1. Loading from 1541 disk is not fastest when loading sectors next to each other. Fastloaders usually prefer interleave of 8 or 10.
2. File search times is another issue. That’s why directory is stored on middle track 18 to make the way the head needs to move to the data track after reading the directory entry as short as possible.
This is no criticism about the tool itself. Using a disk over and over again with different files may lead to fragmentation. The optimization is just not fitting to how 1541 drives work.

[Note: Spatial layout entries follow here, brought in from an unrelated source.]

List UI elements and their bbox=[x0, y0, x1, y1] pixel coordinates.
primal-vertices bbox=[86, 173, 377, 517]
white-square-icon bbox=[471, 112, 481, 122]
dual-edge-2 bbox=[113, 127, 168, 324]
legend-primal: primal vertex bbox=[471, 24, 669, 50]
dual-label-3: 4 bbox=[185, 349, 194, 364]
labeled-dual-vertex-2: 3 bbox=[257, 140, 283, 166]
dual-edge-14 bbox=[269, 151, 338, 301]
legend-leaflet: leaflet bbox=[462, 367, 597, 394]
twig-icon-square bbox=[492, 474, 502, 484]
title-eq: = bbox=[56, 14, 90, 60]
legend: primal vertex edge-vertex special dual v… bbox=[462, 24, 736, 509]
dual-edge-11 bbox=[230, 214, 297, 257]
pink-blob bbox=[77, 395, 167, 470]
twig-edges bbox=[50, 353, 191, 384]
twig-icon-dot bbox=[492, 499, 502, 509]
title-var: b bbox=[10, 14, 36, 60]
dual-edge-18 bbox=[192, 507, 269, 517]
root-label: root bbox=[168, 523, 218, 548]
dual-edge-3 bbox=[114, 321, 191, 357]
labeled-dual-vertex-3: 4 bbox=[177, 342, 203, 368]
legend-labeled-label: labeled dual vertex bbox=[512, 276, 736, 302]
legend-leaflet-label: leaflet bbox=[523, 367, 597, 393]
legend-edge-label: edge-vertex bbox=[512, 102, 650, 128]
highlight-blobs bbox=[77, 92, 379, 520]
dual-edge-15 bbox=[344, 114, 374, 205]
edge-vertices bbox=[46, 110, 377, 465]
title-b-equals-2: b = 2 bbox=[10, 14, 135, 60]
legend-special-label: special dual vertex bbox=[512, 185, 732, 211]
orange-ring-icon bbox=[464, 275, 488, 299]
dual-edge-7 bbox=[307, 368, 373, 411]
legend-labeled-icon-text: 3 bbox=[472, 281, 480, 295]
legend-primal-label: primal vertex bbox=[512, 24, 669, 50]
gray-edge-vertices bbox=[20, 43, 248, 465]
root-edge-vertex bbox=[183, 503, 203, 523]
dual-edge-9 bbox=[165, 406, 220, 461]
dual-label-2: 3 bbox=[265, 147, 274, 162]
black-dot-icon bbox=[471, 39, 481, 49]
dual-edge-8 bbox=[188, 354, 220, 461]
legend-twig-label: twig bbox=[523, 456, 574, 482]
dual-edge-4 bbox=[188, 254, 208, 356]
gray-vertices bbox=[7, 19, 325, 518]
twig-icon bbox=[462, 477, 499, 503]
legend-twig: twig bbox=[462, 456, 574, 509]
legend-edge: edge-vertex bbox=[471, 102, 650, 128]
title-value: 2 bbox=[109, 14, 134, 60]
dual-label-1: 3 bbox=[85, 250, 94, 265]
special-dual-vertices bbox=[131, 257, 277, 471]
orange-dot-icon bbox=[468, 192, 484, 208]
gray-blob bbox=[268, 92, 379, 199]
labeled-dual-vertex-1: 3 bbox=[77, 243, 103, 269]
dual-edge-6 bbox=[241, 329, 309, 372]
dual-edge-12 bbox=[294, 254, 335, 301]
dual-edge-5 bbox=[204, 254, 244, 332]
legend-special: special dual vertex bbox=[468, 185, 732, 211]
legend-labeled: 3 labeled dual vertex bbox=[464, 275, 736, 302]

Wonderful, I always wanted to watch defragmentizing C64-Blocks in realtime. However dude, that GIF. This abomination has 3000 Frames before my GIMP crashed. I get that IT-Experts suck at image-optimization, but man. 3000 FRAMES! INSANE! My guess is you videoscreened the output with the usual framerate of 20f/s and let it run for some Minutes or so. Due to the lack of colors and the spacing, the GIF-Compression was able to create the illusion of a smooth 5MB-GIF, which is way too big but who gives a fuck in Giphy/Instagram-Times am I rite. Thus, you created a monster. Here’s a pro-tipp: C64-Cursors blink 2 times per second and the defrag moves every second. Videoscreen this with 2 Frames per Second, you get the same result with a filesize of about 1MB and 100 Frames or so. You’re welcome ๐
sgnd
formerly C64-Coder and Graphic Designer
As noted, this will be slower on a 1541 than a non-defragmented disk due to the head not being in an optimal position to read consecutive sectors (the disk is moving). All that being said, it seems that it may be possible to optimize the algorithm for interleaving. Alter the algorithm so that the definition of defragmentation is not files stored in consecutive sectors, but rather a file stored in an optimally interleaved fashion, so that the chained sectors in a file may be read in the most efficient way.